3 responses to “AIDS nonprofit spends millions to control neighbor in Fort Lauderdale housing fight”

  1. NIMBYs are the “collateral damage”? What the homeless that they don’t want anywhere near them? They are the ones really damaged.

  2. Your name calling? I’m truly insulted. I Never ever Never had a NIMBY thought. The AHF building was just to big. Our community is being damaged by a takeover of a developer. It’s not a competition. Shame on you.

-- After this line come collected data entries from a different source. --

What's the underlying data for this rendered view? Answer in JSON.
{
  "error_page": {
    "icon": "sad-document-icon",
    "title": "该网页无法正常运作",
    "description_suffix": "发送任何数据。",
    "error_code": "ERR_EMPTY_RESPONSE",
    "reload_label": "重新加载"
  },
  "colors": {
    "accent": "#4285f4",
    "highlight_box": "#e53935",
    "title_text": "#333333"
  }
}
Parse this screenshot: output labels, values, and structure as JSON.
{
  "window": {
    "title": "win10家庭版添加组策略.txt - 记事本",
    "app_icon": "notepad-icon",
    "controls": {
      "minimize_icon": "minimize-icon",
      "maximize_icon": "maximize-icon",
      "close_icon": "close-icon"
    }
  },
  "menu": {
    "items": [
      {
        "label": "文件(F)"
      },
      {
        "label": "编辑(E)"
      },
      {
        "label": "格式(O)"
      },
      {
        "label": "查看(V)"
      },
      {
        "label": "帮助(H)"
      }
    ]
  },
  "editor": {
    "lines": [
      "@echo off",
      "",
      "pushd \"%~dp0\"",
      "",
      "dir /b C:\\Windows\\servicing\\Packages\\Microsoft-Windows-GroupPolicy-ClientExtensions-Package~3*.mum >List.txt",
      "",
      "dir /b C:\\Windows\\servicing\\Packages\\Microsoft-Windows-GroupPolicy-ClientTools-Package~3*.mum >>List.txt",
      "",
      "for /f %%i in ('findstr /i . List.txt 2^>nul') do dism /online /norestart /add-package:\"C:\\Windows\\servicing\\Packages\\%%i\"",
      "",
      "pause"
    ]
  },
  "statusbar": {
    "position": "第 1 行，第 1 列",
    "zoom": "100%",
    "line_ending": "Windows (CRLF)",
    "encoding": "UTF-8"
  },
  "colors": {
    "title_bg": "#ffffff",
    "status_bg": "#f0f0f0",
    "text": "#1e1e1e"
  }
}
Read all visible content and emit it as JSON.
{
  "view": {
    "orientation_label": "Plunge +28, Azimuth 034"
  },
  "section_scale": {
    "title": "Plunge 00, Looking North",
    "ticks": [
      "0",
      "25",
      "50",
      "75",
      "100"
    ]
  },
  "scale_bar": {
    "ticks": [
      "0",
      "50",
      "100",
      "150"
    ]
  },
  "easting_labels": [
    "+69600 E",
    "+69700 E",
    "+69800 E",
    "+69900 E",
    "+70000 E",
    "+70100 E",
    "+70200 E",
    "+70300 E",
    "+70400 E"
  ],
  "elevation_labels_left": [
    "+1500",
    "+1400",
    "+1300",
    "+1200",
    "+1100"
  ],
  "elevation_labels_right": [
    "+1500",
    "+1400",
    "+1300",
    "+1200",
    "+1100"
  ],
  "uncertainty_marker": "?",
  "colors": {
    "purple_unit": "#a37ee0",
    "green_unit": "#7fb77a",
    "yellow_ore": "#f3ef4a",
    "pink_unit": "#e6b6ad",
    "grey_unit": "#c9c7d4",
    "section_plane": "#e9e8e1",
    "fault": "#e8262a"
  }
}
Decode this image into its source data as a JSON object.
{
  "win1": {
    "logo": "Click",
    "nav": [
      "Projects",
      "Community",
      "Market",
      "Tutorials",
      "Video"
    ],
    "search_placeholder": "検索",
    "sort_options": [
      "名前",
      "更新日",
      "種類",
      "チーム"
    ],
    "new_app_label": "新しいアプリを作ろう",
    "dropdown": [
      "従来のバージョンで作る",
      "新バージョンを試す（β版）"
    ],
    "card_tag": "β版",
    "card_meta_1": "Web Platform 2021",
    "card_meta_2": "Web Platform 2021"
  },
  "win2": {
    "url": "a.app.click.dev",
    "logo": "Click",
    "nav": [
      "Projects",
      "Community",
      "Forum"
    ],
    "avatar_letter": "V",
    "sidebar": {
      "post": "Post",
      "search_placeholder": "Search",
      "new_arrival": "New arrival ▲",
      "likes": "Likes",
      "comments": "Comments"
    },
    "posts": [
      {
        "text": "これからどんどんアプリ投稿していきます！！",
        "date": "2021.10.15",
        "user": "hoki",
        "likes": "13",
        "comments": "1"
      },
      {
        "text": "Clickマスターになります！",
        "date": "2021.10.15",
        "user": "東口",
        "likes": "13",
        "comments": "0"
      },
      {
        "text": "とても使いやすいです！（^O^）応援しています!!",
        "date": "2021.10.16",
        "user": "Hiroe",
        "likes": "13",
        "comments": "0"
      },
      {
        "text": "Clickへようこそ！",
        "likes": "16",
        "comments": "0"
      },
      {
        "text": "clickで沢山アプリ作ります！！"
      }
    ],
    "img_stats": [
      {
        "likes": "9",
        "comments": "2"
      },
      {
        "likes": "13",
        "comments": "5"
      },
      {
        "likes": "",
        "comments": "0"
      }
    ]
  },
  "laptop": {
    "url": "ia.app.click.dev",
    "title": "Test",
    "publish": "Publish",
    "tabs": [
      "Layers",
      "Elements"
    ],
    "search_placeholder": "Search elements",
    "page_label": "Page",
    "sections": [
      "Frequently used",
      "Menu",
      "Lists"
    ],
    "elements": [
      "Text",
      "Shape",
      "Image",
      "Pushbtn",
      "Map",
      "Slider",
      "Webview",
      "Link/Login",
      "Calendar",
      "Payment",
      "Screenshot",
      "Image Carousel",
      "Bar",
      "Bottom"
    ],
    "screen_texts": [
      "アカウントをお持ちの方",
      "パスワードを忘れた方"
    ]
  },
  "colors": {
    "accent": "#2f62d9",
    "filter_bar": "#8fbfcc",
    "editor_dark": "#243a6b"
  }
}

  3. You question the motives behind the actions of this organization without presenting evidence of any actual ulterior motive, and without acknowledging the well-documented, devastating history of discrimination against people with HIV. Why would they need to create a buffer around housing for people with HIV? Because ignorance and fear of the disease has historically resulted in violence and discrimination against people with HIV. This kind of journalism contributes little to our understanding of the housing issues at stake while further stigmatizing an already marginalized group. Why not shed light on the severity of the housing crisis for people living with HIV? Why not discuss the struggles of those who feel they have been treated unfairly in this buy out? Why not talk to some of the people living with HIV who might have the opportunity to live there ? Why not find out what a stable housing would mean to them? Addressing those issues would contextualize this issue instead of further contributing to the stigma that leads to violence and discrimination against people living with HIV/AIDS.